Research Briefing
| Feb 21, 2025
Industrial electricity prices to ease in 2025, but uncertainty is high
Despite the recent uptick in wholesale electricity prices, we expect to see industrial electricity prices in Europe fall slightly through 2025. The declines will be driven partly by the delayed pass-through to industrial retail prices of wholesale electricity price declines experienced last year.
What you will learn:
- Across Europe, we think the scope for industrial electricity price reductions in 2025 are greatest in Germany. A relatively high share of long-term contracts in the German electricity sector, together with recent reductions in electricity taxes, means more energy price declines will feed through this year as new contracts are negotiated.
- Declines in industrial electricity prices through 2025 should reduce cost pressures in highly energy-intensive sectors where output remains weak, allowing for a partial output recovery.
- There is a high degree of uncertainty in European energy markets, and risks to prices are tilted towards an increase.
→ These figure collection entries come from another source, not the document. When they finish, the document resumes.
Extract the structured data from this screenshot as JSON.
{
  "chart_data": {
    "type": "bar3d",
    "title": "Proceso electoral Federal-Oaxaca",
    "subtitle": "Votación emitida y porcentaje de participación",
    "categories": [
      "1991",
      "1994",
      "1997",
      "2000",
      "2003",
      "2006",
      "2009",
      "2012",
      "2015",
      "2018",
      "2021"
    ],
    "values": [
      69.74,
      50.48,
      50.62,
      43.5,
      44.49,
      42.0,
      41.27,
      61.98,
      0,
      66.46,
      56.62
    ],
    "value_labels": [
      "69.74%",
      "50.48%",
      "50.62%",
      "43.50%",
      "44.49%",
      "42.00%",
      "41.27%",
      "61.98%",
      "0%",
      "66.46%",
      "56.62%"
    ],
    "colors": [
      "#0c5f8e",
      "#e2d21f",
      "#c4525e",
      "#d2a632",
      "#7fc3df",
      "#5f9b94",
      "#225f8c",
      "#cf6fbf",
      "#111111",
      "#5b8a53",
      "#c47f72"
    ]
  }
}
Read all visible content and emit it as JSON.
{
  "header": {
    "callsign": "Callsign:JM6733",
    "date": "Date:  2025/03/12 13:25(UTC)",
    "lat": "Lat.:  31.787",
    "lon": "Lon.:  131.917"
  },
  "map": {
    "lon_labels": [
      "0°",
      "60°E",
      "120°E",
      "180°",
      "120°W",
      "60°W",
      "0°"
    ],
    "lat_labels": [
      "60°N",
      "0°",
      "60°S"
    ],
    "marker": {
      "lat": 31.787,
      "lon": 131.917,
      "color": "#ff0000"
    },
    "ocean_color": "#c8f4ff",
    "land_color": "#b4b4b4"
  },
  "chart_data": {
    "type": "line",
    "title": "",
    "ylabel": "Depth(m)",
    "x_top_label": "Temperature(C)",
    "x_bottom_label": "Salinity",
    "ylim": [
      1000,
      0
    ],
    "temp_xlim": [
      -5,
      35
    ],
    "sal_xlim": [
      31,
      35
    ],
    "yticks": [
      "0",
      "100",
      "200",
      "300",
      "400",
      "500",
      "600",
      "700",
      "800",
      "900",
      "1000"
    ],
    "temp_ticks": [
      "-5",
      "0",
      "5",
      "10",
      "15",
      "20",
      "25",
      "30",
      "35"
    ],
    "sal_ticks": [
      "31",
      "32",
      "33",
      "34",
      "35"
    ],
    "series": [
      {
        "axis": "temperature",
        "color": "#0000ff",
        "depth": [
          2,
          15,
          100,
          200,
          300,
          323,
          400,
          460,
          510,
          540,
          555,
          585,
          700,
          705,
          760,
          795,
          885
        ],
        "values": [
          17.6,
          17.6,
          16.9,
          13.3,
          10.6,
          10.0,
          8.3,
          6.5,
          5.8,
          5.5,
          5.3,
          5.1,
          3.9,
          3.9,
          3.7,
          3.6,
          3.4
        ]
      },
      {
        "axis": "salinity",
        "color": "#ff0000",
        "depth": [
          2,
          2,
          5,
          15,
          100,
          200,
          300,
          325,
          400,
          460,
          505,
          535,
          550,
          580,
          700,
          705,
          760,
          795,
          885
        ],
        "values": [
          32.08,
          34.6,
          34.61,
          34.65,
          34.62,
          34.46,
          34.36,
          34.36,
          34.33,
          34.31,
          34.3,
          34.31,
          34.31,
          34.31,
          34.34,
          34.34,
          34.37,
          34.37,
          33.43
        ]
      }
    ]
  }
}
While our baseline forecasts suggest wholesale prices will recede through the year, should they remain higher-for-longer, it could push up industrial retail prices later in the year and therefore delay the recovery for energy-intensive sectors of the economy.
- Even with the declines in our baseline, European electricity prices will remain structurally elevated relative to the pre-energy-crisis period. As a result, some sectors like, chemicals, face permanent output losses.